Emmet joined the faculty of Princeton University’s Visual Arts Program in 1973 at the invitation of Peter C. Bunnell, the newly appointed inaugural McAlpin Professor of the History of Photography and Modern Art. In a recent email exchange, Emmet shared this reflection: “That all seems so far in the past now, but I can still feel clearly how I felt then. I was, of course, extremely grateful to Peter Bunnell. Peter’s recommendation and confidence in my work was the key that opened this opportunity and for which I will always be most grateful. Peter and I formed a kind of photography team. Soon enough, I realized that teaching at Princeton was a good environment for me. You could say that intellectually I grew up there. Something just worked; I was learning from the students, and there were things I knew and trusted which the students valued. It just felt just right from both sides. I have always felt a great pride in the relationships which formed between our students and within the classes I taught.”
The subject of numerous exhibitions and publications, Emmet has received various accolades, including a Guggenheim Fellowship (1974) and two National Endowment for the Arts Fellowships (1977, 1979). His most recent book, The One Hundred Circle Farm (Princeton University Press, 2022) reflects his long-standing engagement with aerial photography. Between 1987 and 1995, Emmet photographed land in the western and midwestern United States that had been cultivated using center-pivot irrigation, an industrial-scale agricultural practice. Invented by an American farmer in 1940, this method allows crops to be watered in a more even, efficient manner. Seen from above, these circular plots create geometric patterns on the earth’s surface. Initially drawn to the beauty of the patterns, Emmet now knows this agricultural method is unsustainable because it draws water from aquifers that cannot replenish themselves, thereby draining finite water resources.
Emmet’s ongoing desire to reflect on humankind’s relationship with the natural world can be seen in his series Mariposas Nocturnas (Princeton University Press, 2017), which was inspired in part by the literature of nineteenth-century naturalists. From 2001 to 2016, Emmet catalogued in close-up color photographs more than one thousand species of nocturnal moths in Central and South America. On a trip with biologists to the tropical forests of southern Panama, he brought along a tracing of Edith’s silhouette.
He recalls, “Toward morning of our last night in camp, I remembered the silhouette of Edith and placed it against the light of the collecting sheet. . . . I was not prepared for the vividness and energy of its force. Her shadow held strangely and fully her presence, and . . . she seemed to be truly there, vivid and alive.”2 I especially love how a work like Double Edith with Rothschildia combines Emmet’s abiding love for Edith, in the form of her ever-present shadow, with an ecological approach that brings awareness to the biodiversity of the insect world (now under threat from human activity).
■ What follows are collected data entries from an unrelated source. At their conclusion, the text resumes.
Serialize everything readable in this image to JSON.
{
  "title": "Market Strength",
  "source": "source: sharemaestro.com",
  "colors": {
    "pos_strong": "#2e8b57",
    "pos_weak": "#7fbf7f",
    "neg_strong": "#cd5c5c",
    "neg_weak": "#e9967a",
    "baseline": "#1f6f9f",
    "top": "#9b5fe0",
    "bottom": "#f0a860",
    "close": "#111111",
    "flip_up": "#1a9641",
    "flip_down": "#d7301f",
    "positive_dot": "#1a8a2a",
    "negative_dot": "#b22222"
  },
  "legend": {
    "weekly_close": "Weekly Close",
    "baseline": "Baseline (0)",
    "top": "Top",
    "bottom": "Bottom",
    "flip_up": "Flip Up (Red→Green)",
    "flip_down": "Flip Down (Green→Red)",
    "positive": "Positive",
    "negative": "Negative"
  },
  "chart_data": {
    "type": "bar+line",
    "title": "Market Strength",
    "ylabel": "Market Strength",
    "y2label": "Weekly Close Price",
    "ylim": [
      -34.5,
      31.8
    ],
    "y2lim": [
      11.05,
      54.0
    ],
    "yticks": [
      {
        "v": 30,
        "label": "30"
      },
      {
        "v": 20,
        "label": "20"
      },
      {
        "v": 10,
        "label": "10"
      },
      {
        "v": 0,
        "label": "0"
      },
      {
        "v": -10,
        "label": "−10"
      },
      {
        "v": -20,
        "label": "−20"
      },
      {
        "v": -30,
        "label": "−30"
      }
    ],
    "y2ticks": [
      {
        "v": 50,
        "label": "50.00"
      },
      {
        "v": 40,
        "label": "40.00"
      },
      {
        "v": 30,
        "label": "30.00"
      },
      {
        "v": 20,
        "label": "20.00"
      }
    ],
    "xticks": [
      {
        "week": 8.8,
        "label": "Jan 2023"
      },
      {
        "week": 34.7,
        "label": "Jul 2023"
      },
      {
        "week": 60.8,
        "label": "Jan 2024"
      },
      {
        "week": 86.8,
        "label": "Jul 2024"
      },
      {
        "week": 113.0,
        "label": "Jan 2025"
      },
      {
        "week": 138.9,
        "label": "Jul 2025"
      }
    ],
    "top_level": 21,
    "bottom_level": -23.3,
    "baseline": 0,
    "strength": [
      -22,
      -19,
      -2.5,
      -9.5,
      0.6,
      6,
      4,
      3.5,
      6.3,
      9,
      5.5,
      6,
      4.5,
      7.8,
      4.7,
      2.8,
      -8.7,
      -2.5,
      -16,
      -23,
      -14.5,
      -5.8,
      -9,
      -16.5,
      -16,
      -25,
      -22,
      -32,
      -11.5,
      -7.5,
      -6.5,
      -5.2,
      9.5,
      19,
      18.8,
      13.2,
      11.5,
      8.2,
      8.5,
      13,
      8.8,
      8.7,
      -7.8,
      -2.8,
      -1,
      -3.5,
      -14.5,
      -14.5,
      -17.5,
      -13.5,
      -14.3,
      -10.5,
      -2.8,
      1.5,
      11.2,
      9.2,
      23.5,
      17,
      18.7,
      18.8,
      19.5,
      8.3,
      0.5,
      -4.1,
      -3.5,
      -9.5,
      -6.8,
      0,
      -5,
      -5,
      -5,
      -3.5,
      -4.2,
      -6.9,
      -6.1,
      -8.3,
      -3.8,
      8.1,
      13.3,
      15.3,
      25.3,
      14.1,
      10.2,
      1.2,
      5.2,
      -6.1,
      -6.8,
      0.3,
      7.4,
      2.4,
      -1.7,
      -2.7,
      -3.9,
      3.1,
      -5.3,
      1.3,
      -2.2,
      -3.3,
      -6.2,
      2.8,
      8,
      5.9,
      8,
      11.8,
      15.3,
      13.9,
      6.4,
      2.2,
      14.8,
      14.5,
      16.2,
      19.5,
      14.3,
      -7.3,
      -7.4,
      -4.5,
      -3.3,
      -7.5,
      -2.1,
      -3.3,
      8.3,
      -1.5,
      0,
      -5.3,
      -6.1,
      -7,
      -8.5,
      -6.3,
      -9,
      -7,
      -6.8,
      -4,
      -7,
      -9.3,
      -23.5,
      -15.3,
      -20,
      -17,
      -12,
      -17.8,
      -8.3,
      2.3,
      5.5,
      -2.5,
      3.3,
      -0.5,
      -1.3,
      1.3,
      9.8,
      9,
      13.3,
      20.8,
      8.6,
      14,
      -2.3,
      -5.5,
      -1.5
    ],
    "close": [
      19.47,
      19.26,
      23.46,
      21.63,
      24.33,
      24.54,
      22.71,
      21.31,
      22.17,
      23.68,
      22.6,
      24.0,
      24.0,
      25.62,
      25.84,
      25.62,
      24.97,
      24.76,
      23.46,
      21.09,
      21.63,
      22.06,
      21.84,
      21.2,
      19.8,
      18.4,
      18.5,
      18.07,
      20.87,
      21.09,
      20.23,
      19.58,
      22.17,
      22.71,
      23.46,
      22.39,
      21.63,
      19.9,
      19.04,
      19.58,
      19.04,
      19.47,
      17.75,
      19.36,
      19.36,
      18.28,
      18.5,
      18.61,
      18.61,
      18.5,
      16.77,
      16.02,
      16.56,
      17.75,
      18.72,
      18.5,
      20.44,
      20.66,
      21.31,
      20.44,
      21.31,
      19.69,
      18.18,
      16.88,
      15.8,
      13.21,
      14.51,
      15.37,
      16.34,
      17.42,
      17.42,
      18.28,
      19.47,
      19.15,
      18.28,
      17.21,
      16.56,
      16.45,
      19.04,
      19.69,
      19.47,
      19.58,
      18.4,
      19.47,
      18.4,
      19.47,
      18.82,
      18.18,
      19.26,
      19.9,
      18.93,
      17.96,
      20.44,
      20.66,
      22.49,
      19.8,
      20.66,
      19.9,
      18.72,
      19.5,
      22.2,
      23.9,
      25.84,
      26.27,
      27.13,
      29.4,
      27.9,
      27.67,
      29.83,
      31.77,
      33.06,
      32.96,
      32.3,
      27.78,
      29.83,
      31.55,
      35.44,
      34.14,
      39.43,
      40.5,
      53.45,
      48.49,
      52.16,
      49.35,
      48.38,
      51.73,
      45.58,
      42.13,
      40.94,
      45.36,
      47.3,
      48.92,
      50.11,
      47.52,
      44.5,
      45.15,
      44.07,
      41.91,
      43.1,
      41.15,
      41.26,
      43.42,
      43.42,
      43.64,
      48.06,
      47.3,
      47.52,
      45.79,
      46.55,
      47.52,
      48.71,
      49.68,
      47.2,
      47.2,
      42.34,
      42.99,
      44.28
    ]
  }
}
It is a beautiful tribute.
The Gowin archive will likewise serve as a tribute to Emmet, who for thirty-six years used the Museum’s outstanding photography holdings in his teaching, animating classroom discussions and inspiring his students. For this gift, we offer our deep and sustained gratitude to Emmet and Edith.
Katherine A. Bussard
Peter C. Bunnell Curator of Photography
1 Emmet Gowin, Emmet Gowin: Photographs (New York: Knopf, 1976), 100.
2 Emmet Gowin, Mariposas Nocturnas: Moths of Central and South America; A Study in Beauty and Diversity (Princeton: Princeton University Press, 2017), 123.